The following events are free and open to the public as well as the entire university community. Quade will hold a fiction reading and book signing Thursday, Oct. 7, at 7 p.m. in the Geiger Center, rooms 219-220. She will offer a writing masterclass Friday, Oct. 8, at 3:30 p.m. in Stavros Hall room 214.
The opportunity to hear from and talk with important contemporary writers has been a vital part of an OBU education for many years. Beginning in 2010, the English Department Reading Series brought writers to campus, focusing on writers living in the area. The Visiting Writer Seminars then began as a way to make the reading series more ambitious and to widen its appeal by seeking to elevate the experience for students and the campus community.
The University’s first visiting writer, Tania Runyan, came to campus in March 2016. She read from her poems, lectured on writing poetry and consulted with students about their writing. Scott Cairns joined the University for the 2017 Visiting Writer Seminar, giving a poetry reading and teaching a master class on writing memoir. Gina Ochsner held a reading and a fiction writing master class in fall 2017. Mark Jarman came to campus in September 2018 as the visiting writer and keynote speaker for the Southwest Conference on Christianity and Literature. Ron Hansen discussed writing and creativity in October 2019 and Diane Glancy, renowned author of Cherokee descent, gifted in the genres of fiction, nonfiction, poetry and playwriting, visited campus in March 2021.

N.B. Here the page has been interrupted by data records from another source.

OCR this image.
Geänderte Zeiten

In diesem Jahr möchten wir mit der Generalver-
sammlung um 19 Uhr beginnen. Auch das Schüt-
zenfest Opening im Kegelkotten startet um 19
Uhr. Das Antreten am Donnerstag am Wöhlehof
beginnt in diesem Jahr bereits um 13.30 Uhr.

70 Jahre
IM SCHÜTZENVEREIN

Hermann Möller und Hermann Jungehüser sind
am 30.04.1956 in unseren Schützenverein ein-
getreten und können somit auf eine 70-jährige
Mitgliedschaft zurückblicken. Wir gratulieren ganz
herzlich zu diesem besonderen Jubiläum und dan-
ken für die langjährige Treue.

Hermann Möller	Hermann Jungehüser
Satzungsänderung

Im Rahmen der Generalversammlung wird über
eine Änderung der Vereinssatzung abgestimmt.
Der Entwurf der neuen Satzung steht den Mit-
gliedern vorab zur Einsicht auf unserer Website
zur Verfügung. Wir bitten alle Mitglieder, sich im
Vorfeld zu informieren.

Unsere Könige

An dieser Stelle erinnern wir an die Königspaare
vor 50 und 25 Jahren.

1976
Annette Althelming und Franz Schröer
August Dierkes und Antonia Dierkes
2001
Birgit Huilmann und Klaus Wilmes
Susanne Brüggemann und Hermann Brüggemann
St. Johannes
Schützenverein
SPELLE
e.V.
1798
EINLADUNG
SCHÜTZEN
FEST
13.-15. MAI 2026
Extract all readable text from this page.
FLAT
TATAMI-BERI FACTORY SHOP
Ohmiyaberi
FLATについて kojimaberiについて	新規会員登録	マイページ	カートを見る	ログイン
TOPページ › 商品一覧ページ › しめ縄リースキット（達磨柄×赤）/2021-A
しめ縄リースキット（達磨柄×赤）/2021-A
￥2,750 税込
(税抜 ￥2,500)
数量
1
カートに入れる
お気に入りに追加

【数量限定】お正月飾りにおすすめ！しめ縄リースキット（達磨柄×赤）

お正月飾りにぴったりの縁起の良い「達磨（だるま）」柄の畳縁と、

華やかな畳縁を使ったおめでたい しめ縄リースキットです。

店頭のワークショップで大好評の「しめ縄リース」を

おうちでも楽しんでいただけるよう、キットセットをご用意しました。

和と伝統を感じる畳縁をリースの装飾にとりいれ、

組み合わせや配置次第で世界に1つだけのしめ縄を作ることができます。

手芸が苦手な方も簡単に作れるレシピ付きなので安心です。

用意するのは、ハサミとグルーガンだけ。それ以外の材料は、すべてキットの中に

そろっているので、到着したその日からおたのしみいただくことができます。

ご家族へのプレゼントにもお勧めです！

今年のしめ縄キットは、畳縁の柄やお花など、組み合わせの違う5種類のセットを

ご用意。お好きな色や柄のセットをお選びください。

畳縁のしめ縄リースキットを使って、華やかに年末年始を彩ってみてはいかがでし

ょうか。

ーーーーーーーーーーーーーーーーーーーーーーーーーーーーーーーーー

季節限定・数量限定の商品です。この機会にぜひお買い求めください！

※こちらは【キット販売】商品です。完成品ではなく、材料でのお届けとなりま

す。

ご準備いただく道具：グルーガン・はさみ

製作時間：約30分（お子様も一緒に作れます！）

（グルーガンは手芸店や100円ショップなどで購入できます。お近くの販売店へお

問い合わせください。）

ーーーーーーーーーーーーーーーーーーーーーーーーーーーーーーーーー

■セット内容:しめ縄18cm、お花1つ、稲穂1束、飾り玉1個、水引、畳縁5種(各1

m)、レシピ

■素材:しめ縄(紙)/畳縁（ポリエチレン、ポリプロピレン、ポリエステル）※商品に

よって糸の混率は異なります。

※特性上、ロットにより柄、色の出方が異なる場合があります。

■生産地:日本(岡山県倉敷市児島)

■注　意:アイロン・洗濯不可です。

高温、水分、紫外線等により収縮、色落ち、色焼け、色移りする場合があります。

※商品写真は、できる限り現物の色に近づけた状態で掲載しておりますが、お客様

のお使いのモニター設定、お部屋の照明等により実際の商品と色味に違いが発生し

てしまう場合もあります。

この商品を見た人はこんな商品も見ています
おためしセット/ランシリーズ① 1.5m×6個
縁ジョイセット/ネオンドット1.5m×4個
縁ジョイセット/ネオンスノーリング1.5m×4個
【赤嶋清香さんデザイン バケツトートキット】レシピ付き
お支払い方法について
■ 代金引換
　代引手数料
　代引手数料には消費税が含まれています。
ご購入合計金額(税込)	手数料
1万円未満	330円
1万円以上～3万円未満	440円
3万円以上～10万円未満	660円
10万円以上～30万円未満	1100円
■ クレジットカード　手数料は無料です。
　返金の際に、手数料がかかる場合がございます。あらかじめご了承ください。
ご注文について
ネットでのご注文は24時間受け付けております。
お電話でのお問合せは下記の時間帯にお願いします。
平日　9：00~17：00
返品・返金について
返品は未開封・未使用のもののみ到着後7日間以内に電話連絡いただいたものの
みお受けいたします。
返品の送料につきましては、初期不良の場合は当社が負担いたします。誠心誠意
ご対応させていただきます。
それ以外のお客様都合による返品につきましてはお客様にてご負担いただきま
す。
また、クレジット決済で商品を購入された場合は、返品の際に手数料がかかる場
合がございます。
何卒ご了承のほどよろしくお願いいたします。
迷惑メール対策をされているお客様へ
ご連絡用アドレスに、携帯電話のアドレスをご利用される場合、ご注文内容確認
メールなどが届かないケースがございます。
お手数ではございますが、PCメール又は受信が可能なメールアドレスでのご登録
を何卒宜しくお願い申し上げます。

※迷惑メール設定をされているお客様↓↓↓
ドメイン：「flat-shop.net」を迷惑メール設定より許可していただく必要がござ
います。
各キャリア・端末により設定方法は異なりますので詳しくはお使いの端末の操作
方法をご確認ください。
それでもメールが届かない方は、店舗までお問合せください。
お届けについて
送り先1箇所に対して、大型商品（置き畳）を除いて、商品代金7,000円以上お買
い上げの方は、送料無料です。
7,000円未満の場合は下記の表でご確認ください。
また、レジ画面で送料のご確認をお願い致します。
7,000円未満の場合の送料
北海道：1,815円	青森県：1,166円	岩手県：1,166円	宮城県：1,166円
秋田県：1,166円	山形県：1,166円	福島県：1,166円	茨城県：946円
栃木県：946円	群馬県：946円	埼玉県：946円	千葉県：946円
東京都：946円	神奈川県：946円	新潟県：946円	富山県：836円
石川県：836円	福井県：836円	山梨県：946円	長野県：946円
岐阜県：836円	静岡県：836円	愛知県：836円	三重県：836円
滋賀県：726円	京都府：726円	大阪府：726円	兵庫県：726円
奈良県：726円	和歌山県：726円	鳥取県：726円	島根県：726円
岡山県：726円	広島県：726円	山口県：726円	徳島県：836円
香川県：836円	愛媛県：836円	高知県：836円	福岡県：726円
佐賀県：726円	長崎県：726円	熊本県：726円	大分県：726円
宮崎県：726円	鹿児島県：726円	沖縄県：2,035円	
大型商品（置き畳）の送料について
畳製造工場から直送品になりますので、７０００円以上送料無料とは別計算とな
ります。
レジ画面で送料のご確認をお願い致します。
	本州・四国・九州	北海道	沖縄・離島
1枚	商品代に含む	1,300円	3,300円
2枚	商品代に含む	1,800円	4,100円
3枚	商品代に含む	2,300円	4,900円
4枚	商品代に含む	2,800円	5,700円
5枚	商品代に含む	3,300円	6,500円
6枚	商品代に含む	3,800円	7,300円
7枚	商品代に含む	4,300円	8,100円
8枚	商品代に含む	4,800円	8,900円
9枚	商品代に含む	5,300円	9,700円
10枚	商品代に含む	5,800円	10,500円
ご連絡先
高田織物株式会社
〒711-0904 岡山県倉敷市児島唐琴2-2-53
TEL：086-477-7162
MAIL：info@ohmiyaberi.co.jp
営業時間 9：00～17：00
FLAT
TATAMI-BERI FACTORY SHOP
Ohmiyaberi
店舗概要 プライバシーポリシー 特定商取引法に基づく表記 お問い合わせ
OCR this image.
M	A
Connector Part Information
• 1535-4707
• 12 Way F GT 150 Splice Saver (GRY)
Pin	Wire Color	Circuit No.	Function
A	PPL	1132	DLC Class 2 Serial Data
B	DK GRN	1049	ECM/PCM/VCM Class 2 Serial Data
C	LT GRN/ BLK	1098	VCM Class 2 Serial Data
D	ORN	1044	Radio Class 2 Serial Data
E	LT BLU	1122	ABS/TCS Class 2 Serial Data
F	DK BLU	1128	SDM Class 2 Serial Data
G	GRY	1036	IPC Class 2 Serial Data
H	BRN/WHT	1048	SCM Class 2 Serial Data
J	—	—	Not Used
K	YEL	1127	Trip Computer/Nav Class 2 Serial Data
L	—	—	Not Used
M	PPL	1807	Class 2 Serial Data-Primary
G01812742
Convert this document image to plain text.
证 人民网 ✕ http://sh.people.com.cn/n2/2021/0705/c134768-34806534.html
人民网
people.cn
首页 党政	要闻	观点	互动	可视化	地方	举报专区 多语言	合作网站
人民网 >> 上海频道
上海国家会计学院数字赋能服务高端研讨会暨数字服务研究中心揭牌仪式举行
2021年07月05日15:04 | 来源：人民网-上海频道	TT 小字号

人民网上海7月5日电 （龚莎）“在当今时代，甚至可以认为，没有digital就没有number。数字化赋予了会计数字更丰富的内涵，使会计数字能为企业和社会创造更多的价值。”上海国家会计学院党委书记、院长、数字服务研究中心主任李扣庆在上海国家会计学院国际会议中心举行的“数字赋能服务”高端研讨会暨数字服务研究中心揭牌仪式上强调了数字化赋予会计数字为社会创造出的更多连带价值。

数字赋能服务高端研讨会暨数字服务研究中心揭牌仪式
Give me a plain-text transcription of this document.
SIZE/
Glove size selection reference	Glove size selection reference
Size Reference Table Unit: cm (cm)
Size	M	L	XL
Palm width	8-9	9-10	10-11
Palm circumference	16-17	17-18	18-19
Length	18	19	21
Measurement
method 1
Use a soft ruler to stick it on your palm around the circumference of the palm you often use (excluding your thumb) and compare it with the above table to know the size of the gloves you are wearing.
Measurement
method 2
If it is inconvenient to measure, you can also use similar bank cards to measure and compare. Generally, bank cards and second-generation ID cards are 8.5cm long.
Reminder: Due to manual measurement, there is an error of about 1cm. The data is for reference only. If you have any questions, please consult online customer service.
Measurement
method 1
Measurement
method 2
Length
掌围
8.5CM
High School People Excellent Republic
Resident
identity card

Kirstin Valdez Quade writes novels and short stories that wrestle with the bonds and obligations of family, faith and place. Her work has appeared in “The New Yorker,” “Best American Short Stories,” “Narrative,” “Guernica,” “The Southern Review” and “The O. Henry Prize Stories.” Her most recent book is the novel “The Five Wounds,” which Kirkus Reviews called “a brilliant meditation on love and redemption.” She is the author of the prize-winning short story collection “Night at the Fiestas,” which won the National Book Critics Circle’s John Leonard Prize, received a “5 Under 35” award from the National Book Foundation, was named a New York Times Notable Book, and was named a best book of 2015 by both the San Francisco Chronicle and the American Library Association. Quade is also the recipient of the Rona Jaffe Foundation Writer’s Award and the 2013 Narrative Prize. She has received fellowships from Yaddo and the MacDowell Colony, as well as a grant from the Elizabeth George Foundation.
When asked about the role faith plays in her fiction, Quade responded, “I think one of the reasons I’m interested in faith is that faith is so much about longing. It’s about longing for transcendence, it’s longing to be closer to the infinite and longing to connect with others; it’s about empathy. And I think that’s also the project of fiction. Fiction is about longing and empathy.”
Quade earned a Bachelor of Arts from Stanford University and a Master of Fine Arts in fiction from the University of Oregon. She was also a Wallace Stegner and Truman Capote Fellow and a Jones Lecturer in Creative Writing at Stanford University, where she taught fiction and creative non-fiction. In 2014-15, she was the Nicholas Delbanco Visiting Professor at the University of Michigan. Originally from New Mexico, she now lives in New Jersey and teaches at Princeton University.